One of the reasons the song became such a big hit may well be because Michael Jackson broke the colour barrier on MTV. He became the first Black artist to be played heavily on the network, and by the time “Electric Avenue” was released, they were actively looking for more music videos by Black artists. And that, to me, is highly ironic: A song that was at its core a reaction to racism and about ignoring the issues faced by Black people was promoted by a cable network as part of its response to its own racism and refusal to acknowledge Black artists.

I liked the song back in the day—it was hard not to—but Roger had a more personal connection to the song.
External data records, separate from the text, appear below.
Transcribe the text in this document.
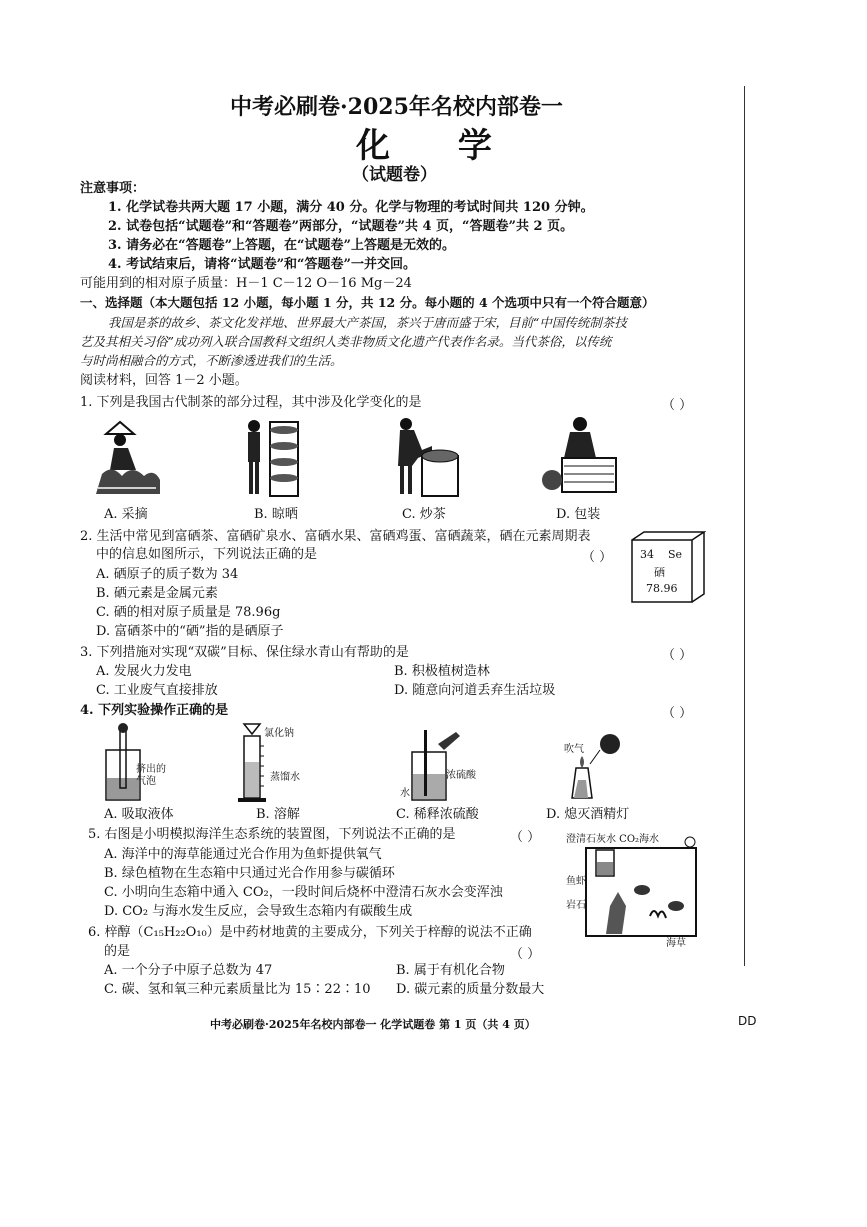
中考必刷卷·2025年名校内部卷一
化 学
（试题卷）
注意事项：
1. 化学试卷共两大题 17 小题，满分 40 分。化学与物理的考试时间共 120 分钟。
2. 试卷包括“试题卷”和“答题卷”两部分，“试题卷”共 4 页，“答题卷”共 2 页。
3. 请务必在“答题卷”上答题，在“试题卷”上答题是无效的。
4. 考试结束后，请将“试题卷”和“答题卷”一并交回。
可能用到的相对原子质量：H－1 C－12 O－16 Mg－24
一、选择题（本大题包括 12 小题，每小题 1 分，共 12 分。每小题的 4 个选项中只有一个符合题意）
我国是茶的故乡、茶文化发祥地、世界最大产茶国，茶兴于唐而盛于宋，目前“中国传统制茶技
艺及其相关习俗”成功列入联合国教科文组织人类非物质文化遗产代表作名录。当代茶俗，以传统
与时尚相融合的方式，不断渗透进我们的生活。
阅读材料，回答 1－2 小题。
1. 下列是我国古代制茶的部分过程，其中涉及化学变化的是	（ ）
A. 采摘	B. 晾晒	C. 炒茶	D. 包装
2. 生活中常见到富硒茶、富硒矿泉水、富硒水果、富硒鸡蛋、富硒蔬菜，硒在元素周期表
中的信息如图所示，下列说法正确的是	（ ）
A. 硒原子的质子数为 34
B. 硒元素是金属元素
C. 硒的相对原子质量是 78.96g
D. 富硒茶中的“硒”指的是硒原子
34 Se
硒
78.96
3. 下列措施对实现“双碳”目标、保住绿水青山有帮助的是	（ ）
A. 发展火力发电	B. 积极植树造林
C. 工业废气直接排放	D. 随意向河道丢弃生活垃圾
4. 下列实验操作正确的是	（ ）
挤出的气泡
氯化钠
蒸馏水	浓硫酸
水
吹气
A. 吸取液体	B. 溶解	C. 稀释浓硫酸	D. 熄灭酒精灯
5. 右图是小明模拟海洋生态系统的装置图，下列说法不正确的是	（ ）
A. 海洋中的海草能通过光合作用为鱼虾提供氧气
B. 绿色植物在生态箱中只通过光合作用参与碳循环
C. 小明向生态箱中通入 CO₂，一段时间后烧杯中澄清石灰水会变浑浊
D. CO₂ 与海水发生反应，会导致生态箱内有碳酸生成
澄清石灰水 CO₂海水
鱼虾
岩石
海草
6. 梓醇（C₁₅H₂₂O₁₀）是中药材地黄的主要成分，下列关于梓醇的说法不正确
的是	（ ）
A. 一个分子中原子总数为 47	B. 属于有机化合物
C. 碳、氢和氧三种元素质量比为 15∶22∶10 D. 碳元素的质量分数最大
中考必刷卷·2025年名校内部卷一 化学试题卷 第 1 页（共 4 页）	DD
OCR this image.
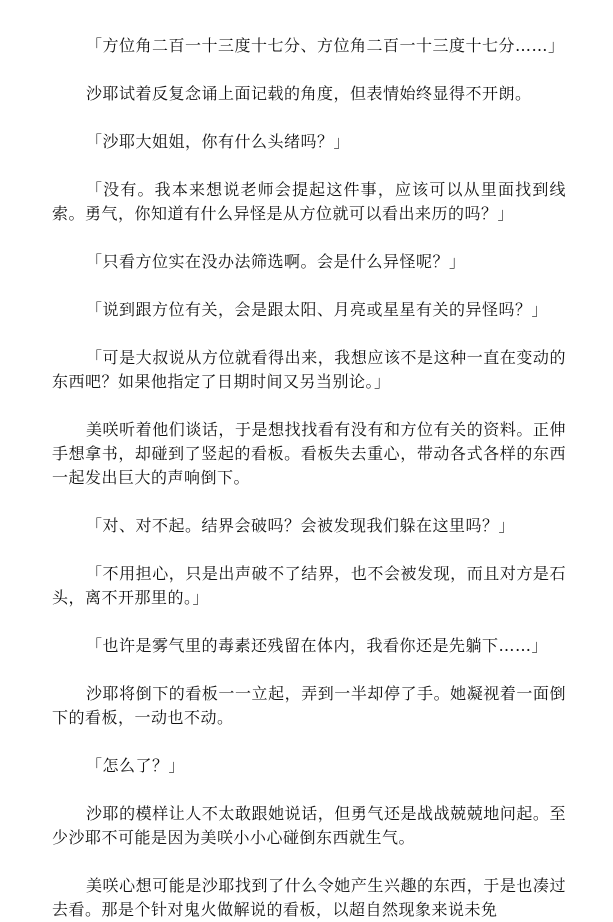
「方位角二百一十三度十七分、方位角二百一十三度十七分……」

沙耶试着反复念诵上面记载的角度，但表情始终显得不开朗。

「沙耶大姐姐，你有什么头绪吗？」

「没有。我本来想说老师会提起这件事，应该可以从里面找到线索。勇气，你知道有什么异怪是从方位就可以看出来历的吗？」

「只看方位实在没办法筛选啊。会是什么异怪呢？」

「说到跟方位有关，会是跟太阳、月亮或星星有关的异怪吗？」

「可是大叔说从方位就看得出来，我想应该不是这种一直在变动的东西吧？如果他指定了日期时间又另当别论。」

美咲听着他们谈话，于是想找找看有没有和方位有关的资料。正伸手想拿书，却碰到了竖起的看板。看板失去重心，带动各式各样的东西一起发出巨大的声响倒下。

「对、对不起。结界会破吗？会被发现我们躲在这里吗？」

「不用担心，只是出声破不了结界，也不会被发现，而且对方是石头，离不开那里的。」

「也许是雾气里的毒素还残留在体内，我看你还是先躺下……」

沙耶将倒下的看板一一立起，弄到一半却停了手。她凝视着一面倒下的看板，一动也不动。

「怎么了？」

沙耶的模样让人不太敢跟她说话，但勇气还是战战兢兢地问起。至少沙耶不可能是因为美咲小小心碰倒东西就生气。

美咲心想可能是沙耶找到了什么令她产生兴趣的东西，于是也凑过去看。那是个针对鬼火做解说的看板，以超自然现象来说未免
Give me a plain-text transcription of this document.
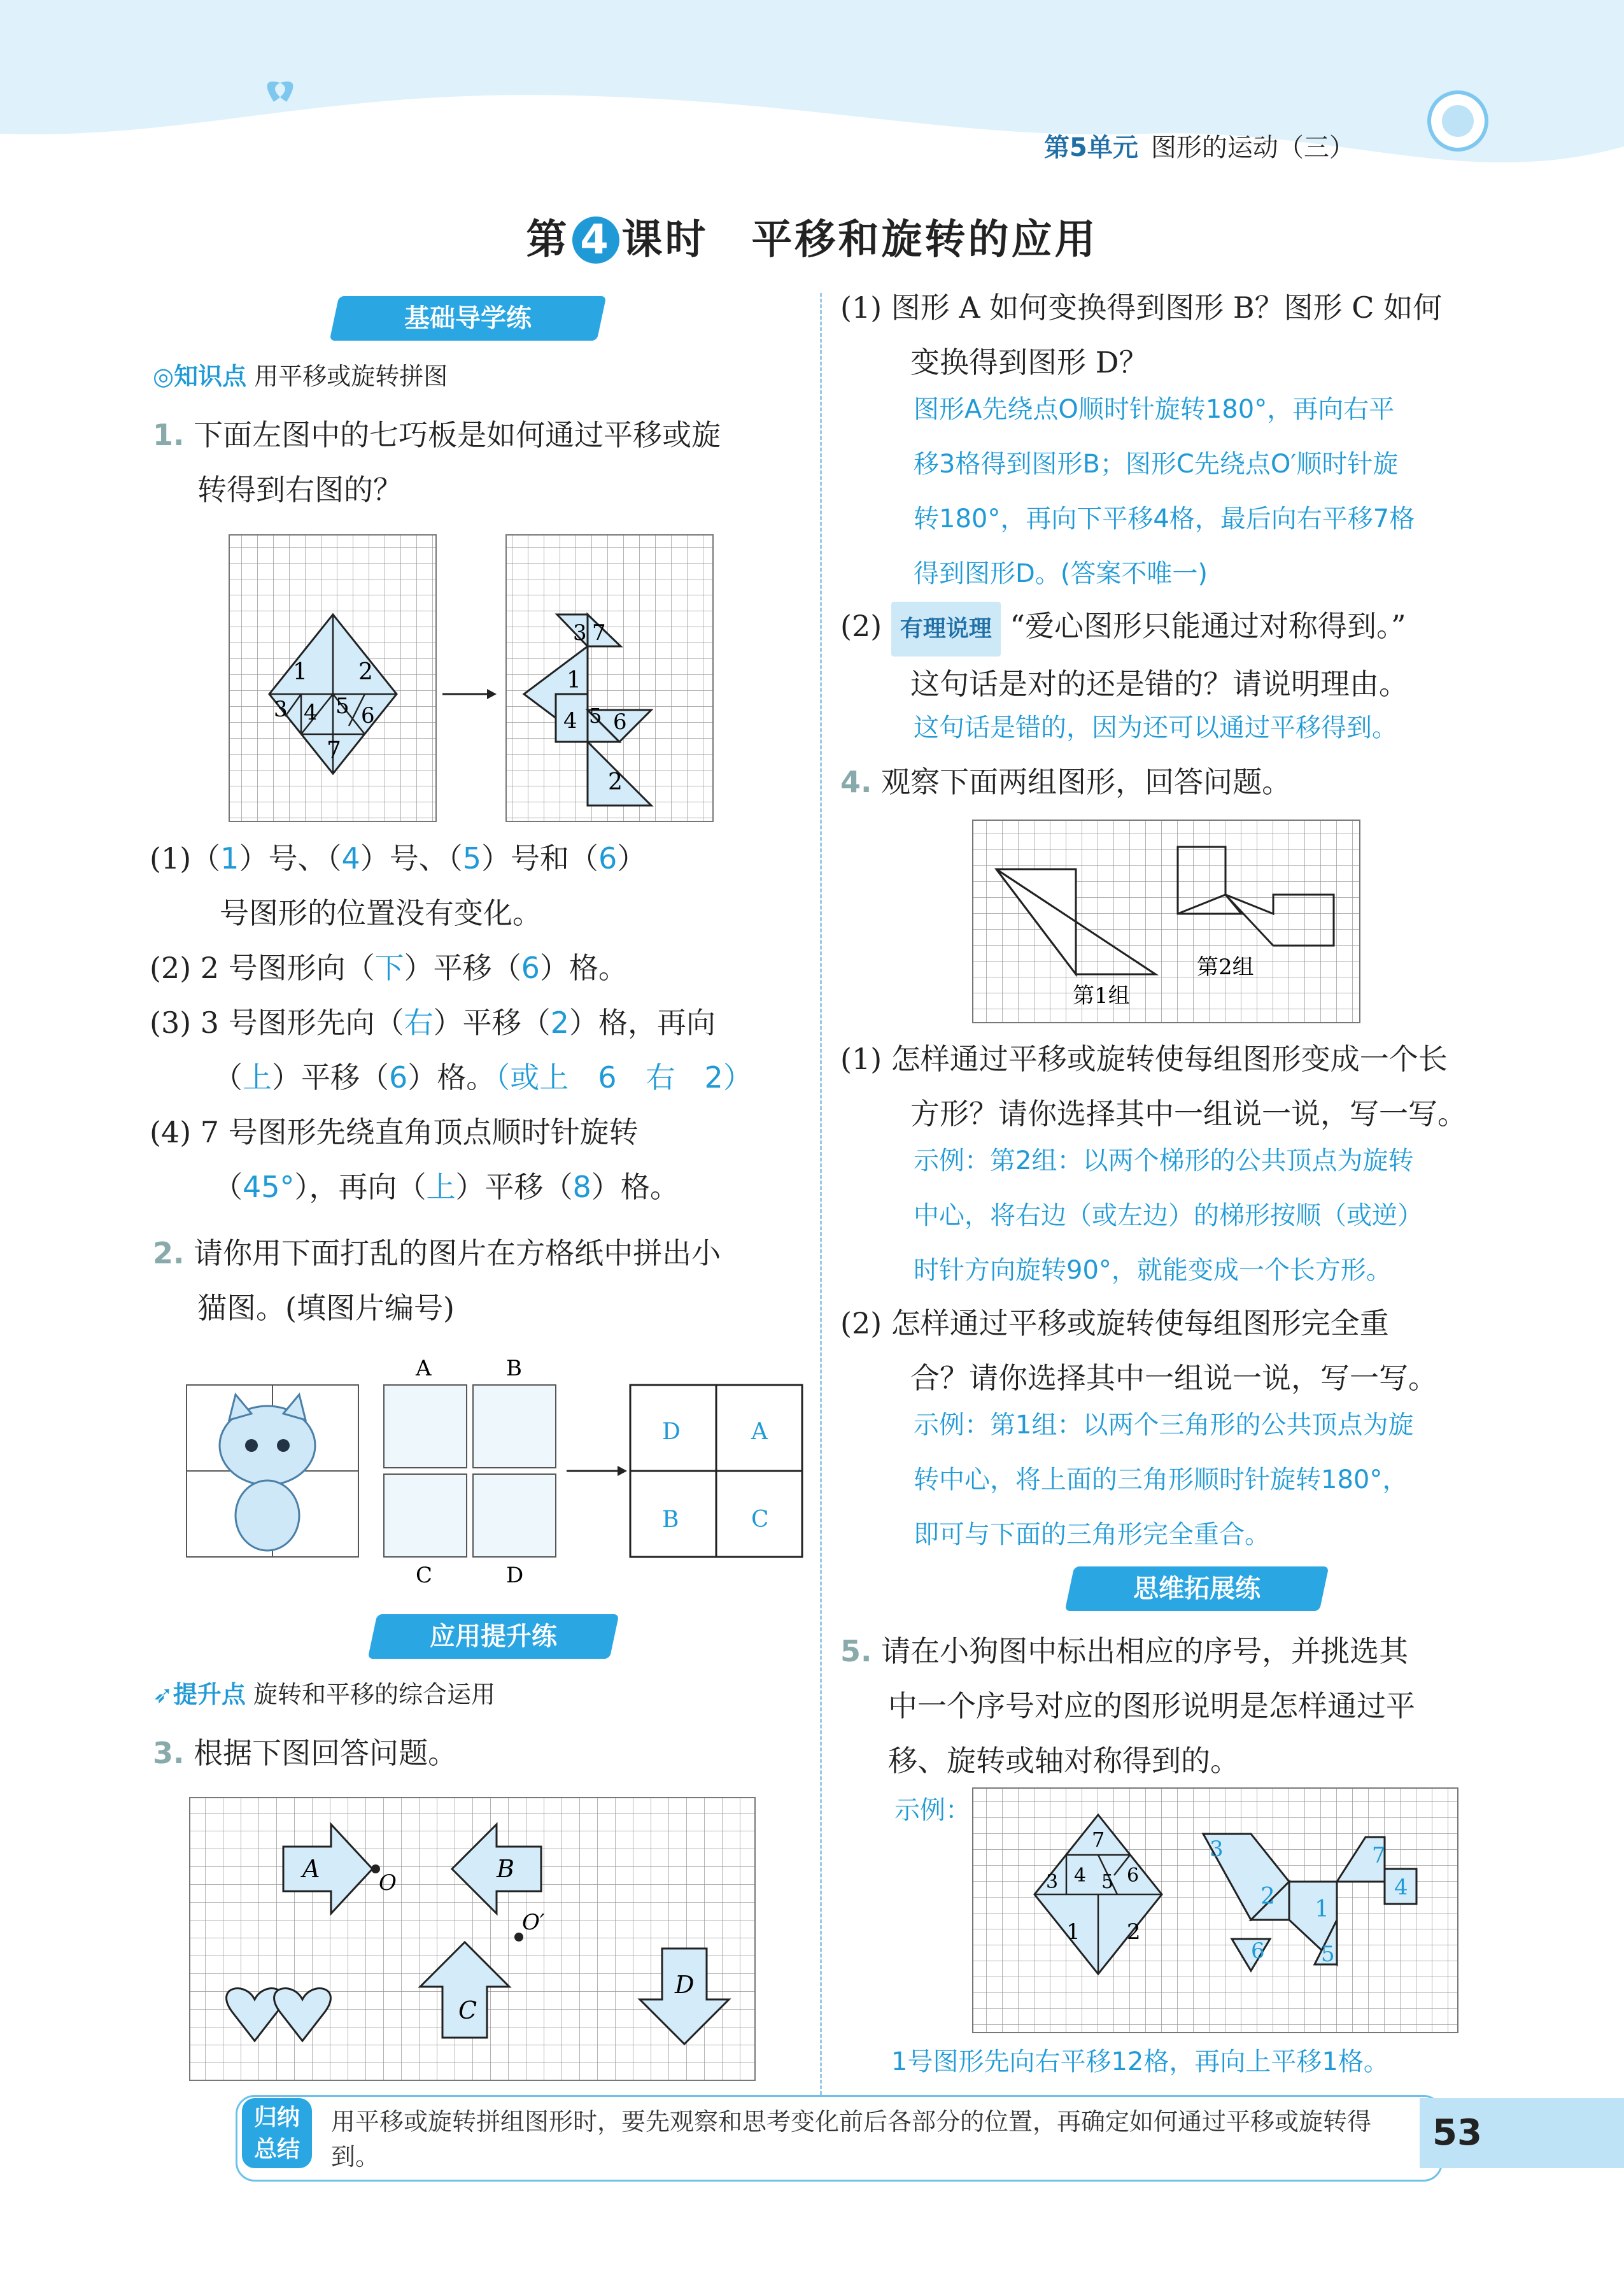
第5单元 图形的运动（三）
第 4 课时　平移和旋转的应用
基础导学练
◎知识点 用平移或旋转拼图
1. 下面左图中的七巧板是如何通过平移或旋
转得到右图的？
1 2
3 4 5 6
7
3 7
1
4 5 6
2
(1)（1）号、（4）号、（5）号和（6）
号图形的位置没有变化。
(2) 2 号图形向（下）平移（6）格。
(3) 3 号图形先向（右）平移（2）格，再向
（上）平移（6）格。（或上　6　右　2）
(4) 7 号图形先绕直角顶点顺时针旋转
（45°），再向（上）平移（8）格。
2. 请你用下面打乱的图片在方格纸中拼出小
猫图。(填图片编号)
A	B
C	D
D	A
B	C
应用提升练
➶提升点 旋转和平移的综合运用
3. 根据下图回答问题。
A	B
C
D
O
O′
(1) 图形 A 如何变换得到图形 B？图形 C 如何
变换得到图形 D？
图形A先绕点O顺时针旋转180°，再向右平
移3格得到图形B；图形C先绕点O′顺时针旋
转180°，再向下平移4格，最后向右平移7格
得到图形D。(答案不唯一)
(2) 有理说理 “爱心图形只能通过对称得到。”
这句话是对的还是错的？请说明理由。
这句话是错的，因为还可以通过平移得到。
4. 观察下面两组图形，回答问题。
第1组
第2组
(1) 怎样通过平移或旋转使每组图形变成一个长
方形？请你选择其中一组说一说，写一写。
示例：第2组：以两个梯形的公共顶点为旋转
中心，将右边（或左边）的梯形按顺（或逆）
时针方向旋转90°，就能变成一个长方形。
(2) 怎样通过平移或旋转使每组图形完全重
合？请你选择其中一组说一说，写一写。
示例：第1组：以两个三角形的公共顶点为旋
转中心，将上面的三角形顺时针旋转180°，
即可与下面的三角形完全重合。
思维拓展练
5. 请在小狗图中标出相应的序号，并挑选其
中一个序号对应的图形说明是怎样通过平
移、旋转或轴对称得到的。
示例：
7
3 4 5 6
1 2
3
2
6
1
5
7
4
1号图形先向右平移12格，再向上平移1格。
归纳
总结
用平移或旋转拼组图形时，要先观察和思考变化前后各部分的位置，再确定如何通过平移或旋转得到。
53
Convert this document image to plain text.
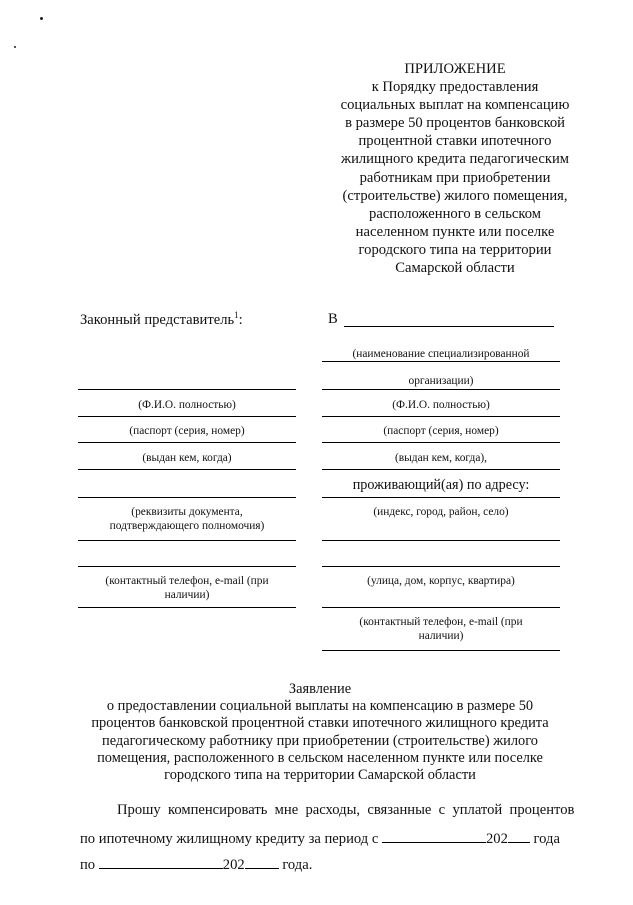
ПРИЛОЖЕНИЕ
к Порядку предоставления
социальных выплат на компенсацию
в размере 50 процентов банковской
процентной ставки ипотечного
жилищного кредита педагогическим
работникам при приобретении
(строительстве) жилого помещения,
расположенного в сельском
населенном пункте или поселке
городского типа на территории
Самарской области
Законный представитель$^1$:
(Ф.И.О. полностью)
(паспорт (серия, номер)
(выдан кем, когда)
(реквизиты документа,
подтверждающего полномочия)
(контактный телефон, e-mail (при
наличии)
В
(наименование специализированной
организации)
(Ф.И.О. полностью)
(паспорт (серия, номер)
(выдан кем, когда),
проживающий(ая) по адресу:
(индекс, город, район, село)
(улица, дом, корпус, квартира)
(контактный телефон, e-mail (при
наличии)
Заявление
о предоставлении социальной выплаты на компенсацию в размере 50
процентов банковской процентной ставки ипотечного жилищного кредита
педагогическому работнику при приобретении (строительстве) жилого
помещения, расположенного в сельском населенном пункте или поселке
городского типа на территории Самарской области
Прошу  компенсировать  мне  расходы,  связанные  с  уплатой  процентов
по ипотечному жилищному кредиту за период с	202 года
по	202	года.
I have it on a compilation disc that Nigel bought at some stage, but I read that it’s not available on any streaming service because Grant didn’t like the (terrible) compensation they pay to artists. So, I checked Spotify and all I could find were covers, often using Grant’s name, however, I found other songs by him were available, so I’m not sure what’s going on.

With five weeks at Number 2 in the USA, the song was definitely a hit, blocked from Number One by two very big hits. It reached Number 2 in Australia, Number One in Canada, Number 32 in New Zealand, Number 2 in the UK, and, in addition to Number 2 on the “Hot 100”, it also reached Number 6 on BillBoard’s “Hot Dance Club Play” chart, Number 18 on BillBoard’s “Hot Black Singles” chart, and Number One on Cashbox.
• • • • •

These three 1983 songs singled out by Roger are all examples of hit songs that never made it to Number One against strong competition from other, bigger hits. There are plenty of others that met a similar fate, of course. But that’s enough for now.

Thanks for sparking this week’s post, Roger!

Previously in the “Weekend Diversion – 1983” series:

Weekend Diversion: 1983, Part 1
Weekend Diversion: 1983, Part 2
Weekend Diversion: 1983, Part 3
Weekend Diversion: 1983, Part 4
Weekend Diversion: 1983, Part 5
Weekend Diversion: 1983, Part 6
Weekend Diversion: 1983, Part 7
Weekend Diversion: 1983 – And also


Roger Owen Green said...

I just saw this! It's excellent - and you found the Eddy Grant link I cryptically alluded to.

Arthur Schenck said...

That Eddy Grant story was WAY too awesome and had to be shared. The thing is, I could imagine that happening to you, even though we haven't met "in real life". I guess it figures, though, after all the years we've known each other in the online world.